Klienci wyraźnie omijają fundusze mieszane, inwestujące trochę w akcje, trochę w obligacje. Powody? Przede wszystkim słabe wyniki i wysokie koszty.
W ciągu ostatnich trzech lat zaledwie 18 proc. funduszy zrównoważonych osiągnęło wyniki przewyższające benchmark, czyli specjalnie skonstruowany wskaźnik służący do porównań. W grupie funduszy stabilnego wzrostu odsetek ten wyniósł 28 proc.

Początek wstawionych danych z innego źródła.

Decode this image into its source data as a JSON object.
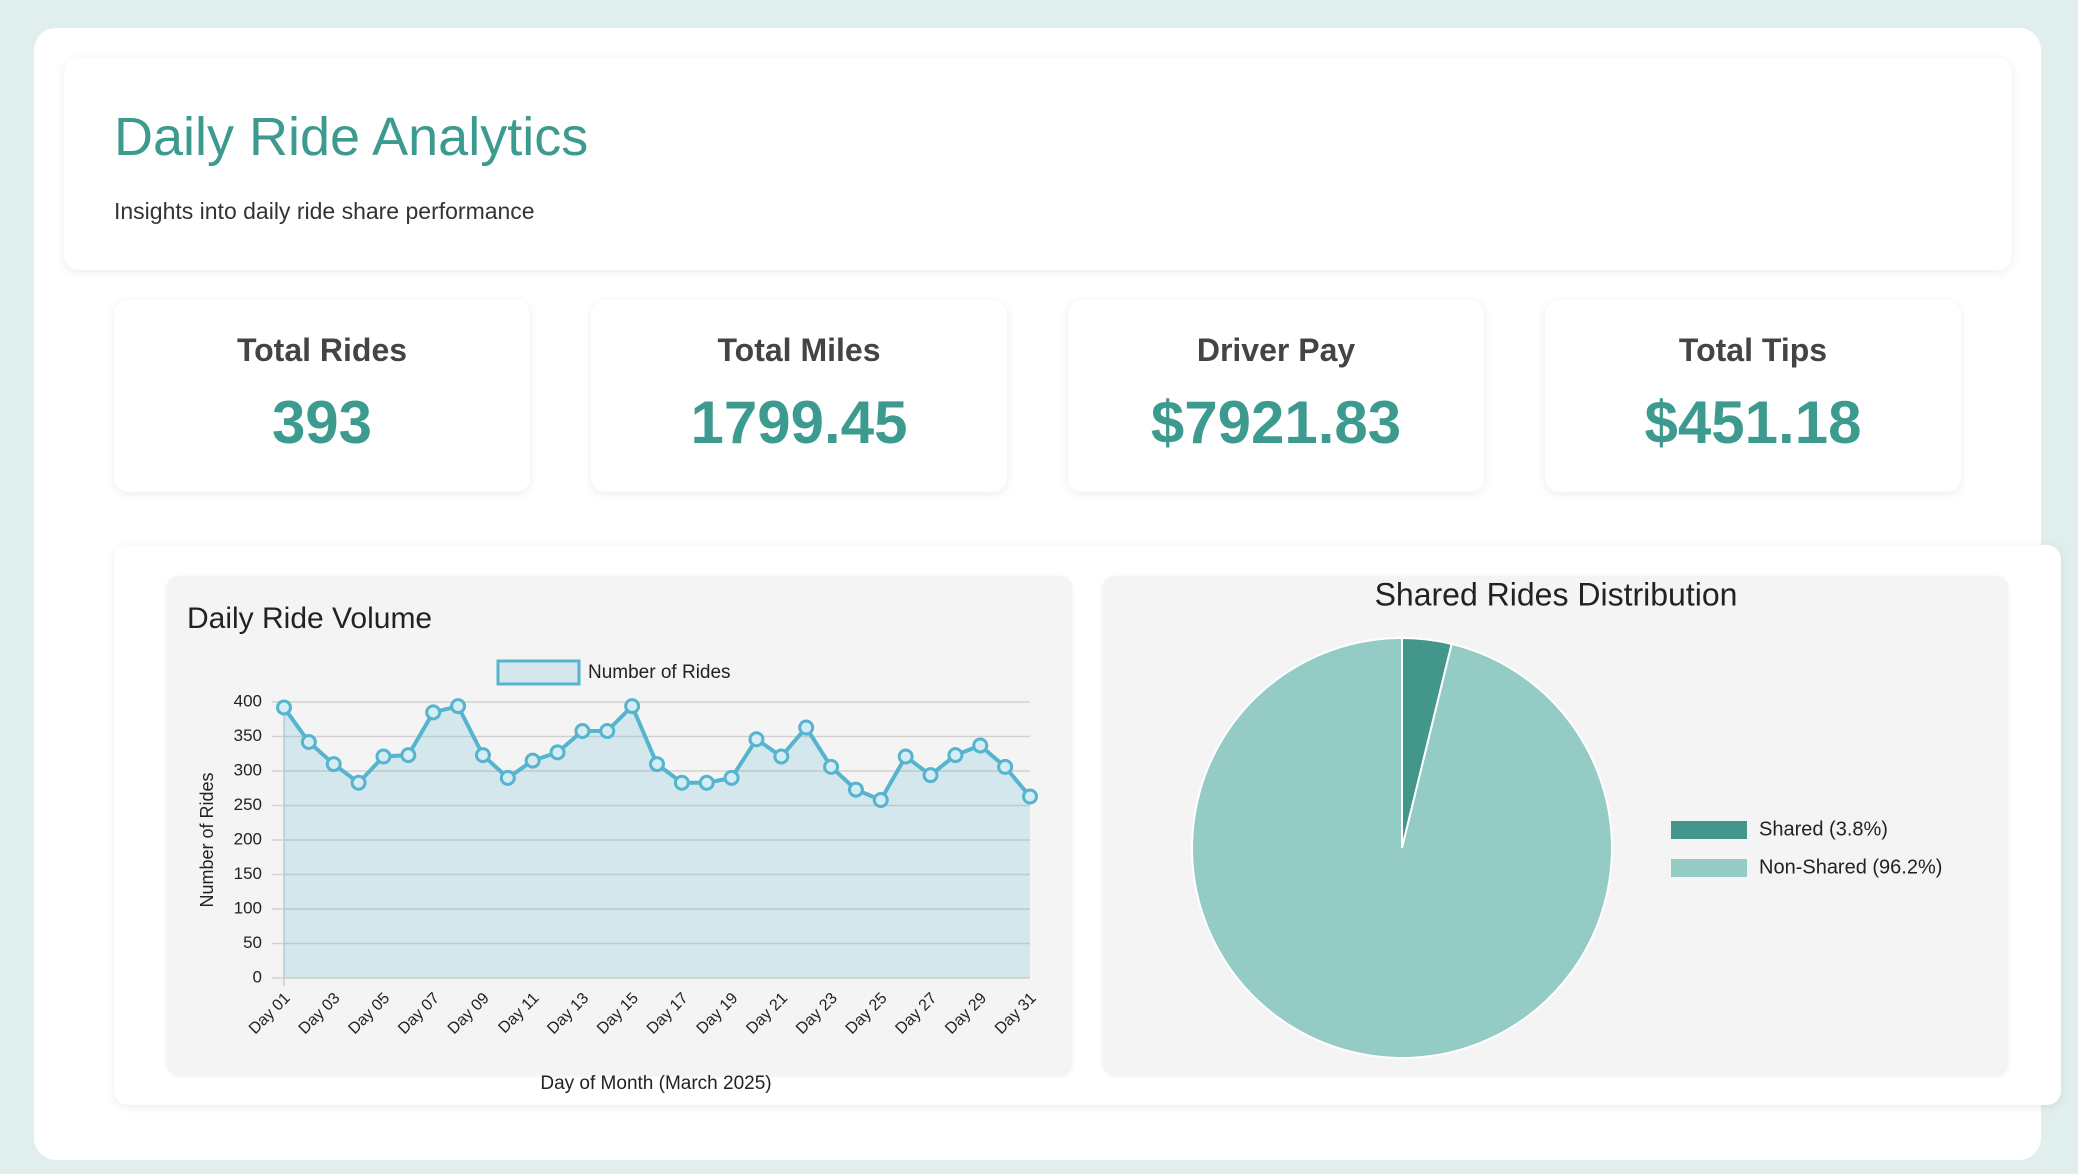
{
  "header": {
    "title": "Daily Ride Analytics",
    "subtitle": "Insights into daily ride share performance"
  },
  "stats": [
    {
      "label": "Total Rides",
      "value": "393"
    },
    {
      "label": "Total Miles",
      "value": "1799.45"
    },
    {
      "label": "Driver Pay",
      "value": "$7921.83"
    },
    {
      "label": "Total Tips",
      "value": "$451.18"
    }
  ],
  "chart_data": [
    {
      "type": "line",
      "title": "Daily Ride Volume",
      "x_label": "Day of Month (March 2025)",
      "y_label": "Number of Rides",
      "categories": [
        "Day 01",
        null,
        "Day 03",
        null,
        "Day 05",
        null,
        "Day 07",
        null,
        "Day 09",
        null,
        "Day 11",
        null,
        "Day 13",
        null,
        "Day 15",
        null,
        "Day 17",
        null,
        "Day 19",
        null,
        "Day 21",
        null,
        "Day 23",
        null,
        "Day 25",
        null,
        "Day 27",
        null,
        "Day 29",
        null,
        "Day 31"
      ],
      "series": [
        {
          "name": "Number of Rides",
          "color": "#56b4cf",
          "values": [
            392,
            342,
            310,
            283,
            321,
            323,
            385,
            394,
            323,
            290,
            315,
            327,
            358,
            358,
            394,
            310,
            283,
            283,
            290,
            346,
            321,
            363,
            306,
            273,
            258,
            321,
            294,
            323,
            337,
            306,
            263
          ]
        }
      ],
      "ylim": [
        0,
        400
      ],
      "yticks": [
        0,
        50,
        100,
        150,
        200,
        250,
        300,
        350,
        400
      ],
      "grid": true,
      "fill": true,
      "legend": "top"
    },
    {
      "type": "pie",
      "title": "Shared Rides Distribution",
      "labels": [
        "Shared (3.8%)",
        "Non-Shared (96.2%)"
      ],
      "values": [
        3.8,
        96.2
      ],
      "colors": [
        "#43968a",
        "#94cbc5"
      ],
      "legend": "right"
    }
  ]
}
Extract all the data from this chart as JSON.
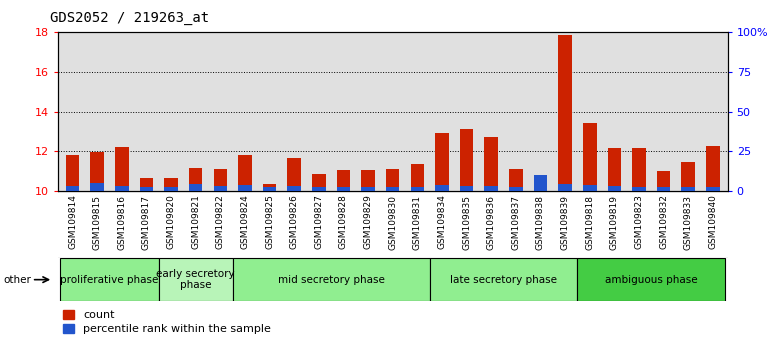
{
  "title": "GDS2052 / 219263_at",
  "samples": [
    "GSM109814",
    "GSM109815",
    "GSM109816",
    "GSM109817",
    "GSM109820",
    "GSM109821",
    "GSM109822",
    "GSM109824",
    "GSM109825",
    "GSM109826",
    "GSM109827",
    "GSM109828",
    "GSM109829",
    "GSM109830",
    "GSM109831",
    "GSM109834",
    "GSM109835",
    "GSM109836",
    "GSM109837",
    "GSM109838",
    "GSM109839",
    "GSM109818",
    "GSM109819",
    "GSM109823",
    "GSM109832",
    "GSM109833",
    "GSM109840"
  ],
  "count_values": [
    11.8,
    11.95,
    12.2,
    10.65,
    10.65,
    11.15,
    11.1,
    11.8,
    10.35,
    11.65,
    10.85,
    11.05,
    11.05,
    11.1,
    11.35,
    12.9,
    13.1,
    12.7,
    11.1,
    10.6,
    17.85,
    13.4,
    12.15,
    12.15,
    11.0,
    11.45,
    12.25
  ],
  "percentile_values": [
    3.5,
    5.0,
    3.0,
    2.5,
    2.5,
    4.5,
    3.0,
    4.0,
    2.5,
    3.0,
    2.5,
    2.5,
    2.5,
    2.5,
    2.5,
    4.0,
    3.5,
    3.0,
    2.5,
    10.0,
    4.5,
    4.0,
    3.0,
    2.5,
    2.5,
    2.5,
    2.5
  ],
  "ylim_left": [
    10,
    18
  ],
  "ylim_right": [
    0,
    100
  ],
  "yticks_left": [
    10,
    12,
    14,
    16,
    18
  ],
  "yticks_right": [
    0,
    25,
    50,
    75,
    100
  ],
  "ytick_labels_right": [
    "0",
    "25",
    "50",
    "75",
    "100%"
  ],
  "count_color": "#cc2200",
  "percentile_color": "#2255cc",
  "plot_bg_color": "#e0e0e0",
  "tick_area_bg_color": "#c8c8c8",
  "phases": [
    {
      "label": "proliferative phase",
      "start": 0,
      "end": 4,
      "color": "#90ee90"
    },
    {
      "label": "early secretory\nphase",
      "start": 4,
      "end": 7,
      "color": "#b8f4b8"
    },
    {
      "label": "mid secretory phase",
      "start": 7,
      "end": 15,
      "color": "#90ee90"
    },
    {
      "label": "late secretory phase",
      "start": 15,
      "end": 21,
      "color": "#90ee90"
    },
    {
      "label": "ambiguous phase",
      "start": 21,
      "end": 27,
      "color": "#44cc44"
    }
  ],
  "legend_count_label": "count",
  "legend_pct_label": "percentile rank within the sample",
  "other_label": "other",
  "title_fontsize": 10,
  "tick_fontsize": 6.5,
  "phase_fontsize": 7.5,
  "axis_fontsize": 8
}
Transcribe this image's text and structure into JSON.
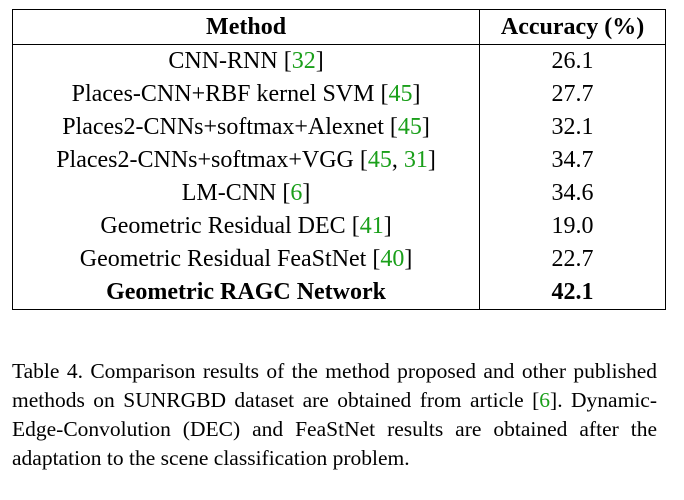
{
  "table": {
    "header": {
      "method": "Method",
      "accuracy": "Accuracy (%)"
    },
    "rows": [
      {
        "method": "CNN-RNN",
        "cite": [
          "32"
        ],
        "accuracy": "26.1",
        "bold": false
      },
      {
        "method": "Places-CNN+RBF kernel SVM",
        "cite": [
          "45"
        ],
        "accuracy": "27.7",
        "bold": false
      },
      {
        "method": "Places2-CNNs+softmax+Alexnet",
        "cite": [
          "45"
        ],
        "accuracy": "32.1",
        "bold": false
      },
      {
        "method": "Places2-CNNs+softmax+VGG",
        "cite": [
          "45",
          "31"
        ],
        "accuracy": "34.7",
        "bold": false
      },
      {
        "method": "LM-CNN",
        "cite": [
          "6"
        ],
        "accuracy": "34.6",
        "bold": false
      },
      {
        "method": "Geometric Residual DEC",
        "cite": [
          "41"
        ],
        "accuracy": "19.0",
        "bold": false
      },
      {
        "method": "Geometric Residual FeaStNet",
        "cite": [
          "40"
        ],
        "accuracy": "22.7",
        "bold": false
      },
      {
        "method": "Geometric RAGC Network",
        "cite": [],
        "accuracy": "42.1",
        "bold": true
      }
    ]
  },
  "caption": {
    "part1": "Table 4. Comparison results of the method proposed and other published methods on SUNRGBD dataset are obtained from article [",
    "cite": "6",
    "part2": "]. Dynamic-Edge-Convolution (DEC) and FeaStNet results are obtained after the adaptation to the scene classification problem."
  },
  "colors": {
    "citation": "#1a9f1a"
  }
}
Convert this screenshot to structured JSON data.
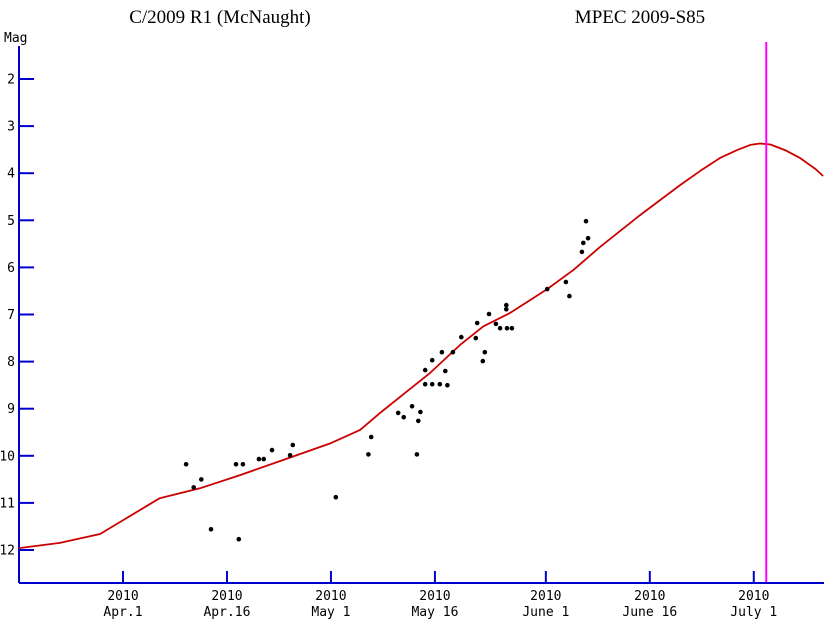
{
  "titles": {
    "left": "C/2009 R1 (McNaught)",
    "right": "MPEC 2009-S85"
  },
  "y_axis_label": "Mag",
  "chart_data": {
    "type": "scatter",
    "title": "C/2009 R1 (McNaught)",
    "subtitle": "MPEC 2009-S85",
    "ylabel": "Mag",
    "y_inverted": true,
    "y_ticks": [
      2,
      3,
      4,
      5,
      6,
      7,
      8,
      9,
      10,
      11,
      12
    ],
    "ylim_top": 1.3,
    "ylim_bottom": 12.7,
    "x_unit": "days since 2010 Apr 1.0",
    "xlim_days": [
      -15.0,
      101.0
    ],
    "x_ticks": [
      {
        "day": 0,
        "year": "2010",
        "date": "Apr.1"
      },
      {
        "day": 15,
        "year": "2010",
        "date": "Apr.16"
      },
      {
        "day": 30,
        "year": "2010",
        "date": "May 1"
      },
      {
        "day": 45,
        "year": "2010",
        "date": "May 16"
      },
      {
        "day": 61,
        "year": "2010",
        "date": "June 1"
      },
      {
        "day": 76,
        "year": "2010",
        "date": "June 16"
      },
      {
        "day": 91,
        "year": "2010",
        "date": "July 1"
      }
    ],
    "observations": [
      [
        9.1,
        10.18
      ],
      [
        10.2,
        10.67
      ],
      [
        11.3,
        10.5
      ],
      [
        12.7,
        11.56
      ],
      [
        16.7,
        11.77
      ],
      [
        16.3,
        10.18
      ],
      [
        17.3,
        10.18
      ],
      [
        19.6,
        10.07
      ],
      [
        20.3,
        10.07
      ],
      [
        21.5,
        9.88
      ],
      [
        24.1,
        9.99
      ],
      [
        24.5,
        9.77
      ],
      [
        30.7,
        10.88
      ],
      [
        35.4,
        9.97
      ],
      [
        35.8,
        9.6
      ],
      [
        39.7,
        9.09
      ],
      [
        40.5,
        9.18
      ],
      [
        41.7,
        8.95
      ],
      [
        42.9,
        9.07
      ],
      [
        42.6,
        9.26
      ],
      [
        42.4,
        9.97
      ],
      [
        43.6,
        8.18
      ],
      [
        46.5,
        8.2
      ],
      [
        43.6,
        8.48
      ],
      [
        44.6,
        8.48
      ],
      [
        45.7,
        8.48
      ],
      [
        46.8,
        8.5
      ],
      [
        44.6,
        7.97
      ],
      [
        46.0,
        7.8
      ],
      [
        47.6,
        7.8
      ],
      [
        48.8,
        7.48
      ],
      [
        50.9,
        7.5
      ],
      [
        52.2,
        7.8
      ],
      [
        51.9,
        7.99
      ],
      [
        52.8,
        6.99
      ],
      [
        51.1,
        7.18
      ],
      [
        53.8,
        7.2
      ],
      [
        54.4,
        7.29
      ],
      [
        55.4,
        7.29
      ],
      [
        56.1,
        7.29
      ],
      [
        55.3,
        6.8
      ],
      [
        55.3,
        6.89
      ],
      [
        61.2,
        6.46
      ],
      [
        63.9,
        6.31
      ],
      [
        64.4,
        6.61
      ],
      [
        66.8,
        5.02
      ],
      [
        67.1,
        5.38
      ],
      [
        66.4,
        5.48
      ],
      [
        66.2,
        5.67
      ]
    ],
    "model_curve": [
      [
        -15.0,
        11.96
      ],
      [
        -9.1,
        11.85
      ],
      [
        -3.3,
        11.66
      ],
      [
        5.3,
        10.9
      ],
      [
        11.1,
        10.69
      ],
      [
        16.9,
        10.41
      ],
      [
        22.7,
        10.11
      ],
      [
        30.0,
        9.73
      ],
      [
        34.2,
        9.45
      ],
      [
        37.0,
        9.1
      ],
      [
        40.4,
        8.7
      ],
      [
        44.3,
        8.24
      ],
      [
        48.6,
        7.65
      ],
      [
        52.0,
        7.25
      ],
      [
        55.8,
        6.97
      ],
      [
        61.2,
        6.46
      ],
      [
        65.0,
        6.05
      ],
      [
        68.8,
        5.57
      ],
      [
        71.7,
        5.23
      ],
      [
        74.6,
        4.89
      ],
      [
        77.5,
        4.57
      ],
      [
        80.4,
        4.25
      ],
      [
        83.3,
        3.95
      ],
      [
        86.1,
        3.68
      ],
      [
        88.6,
        3.51
      ],
      [
        90.5,
        3.4
      ],
      [
        91.9,
        3.37
      ],
      [
        93.4,
        3.39
      ],
      [
        95.5,
        3.51
      ],
      [
        97.7,
        3.68
      ],
      [
        99.9,
        3.91
      ],
      [
        101.0,
        4.06
      ]
    ],
    "vertical_line_day": 92.8,
    "colors": {
      "axis": "#0000CC",
      "curve": "#CC0000",
      "points": "#000000",
      "vertical_line": "#FF00FF",
      "text": "#000000",
      "background": "#FFFFFF"
    }
  }
}
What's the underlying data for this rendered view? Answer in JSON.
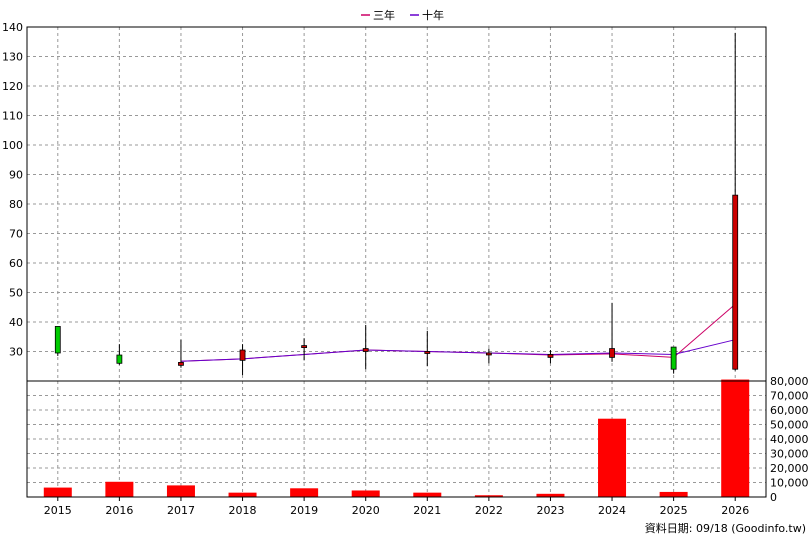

Są to rezultaty gorsze niż przeciętne, obejmujące wszystkie rodzaje funduszy (akcji, obligacji, pieniężne i mieszane). Bo przeciętnie więcej niż jedna trzecia funduszy ma wyniki przekraczające wartość wzorca. Najlepiej pod tym względem wypadają fundusze pieniężne. Prawie 90 proc. z nich wypracowało rezultat lepszy od benchmarku.
Trudno się zatem dziwić, że inwestorzy nie chcą oszczędzać w funduszach zrównoważonych i stabilnego wzrostu. Tylko w ubiegłym roku wycofano z nich ponad 9,5 mld zł, podczas gdy wpłacono nieco ponad 6 mld zł. Bilans w tych grupach jest zdecydowanie gorszy niż w innych. W szczycie hossy w 2007 roku udział tego typu funduszy w rynku grubo przekraczał 50 proc. Dziś wynosi niespełna 13 proc.
Niskie stopy...
Archiwum Rzeczpospolitej to wygodna wyszukiwarka archiwalnych tekstów opublikowanych na łamach dziennika od 1993 roku. Unikalne źródło wiedzy o Polsce i świecie, wzbogacone o perspektywę ekonomiczną i prawną.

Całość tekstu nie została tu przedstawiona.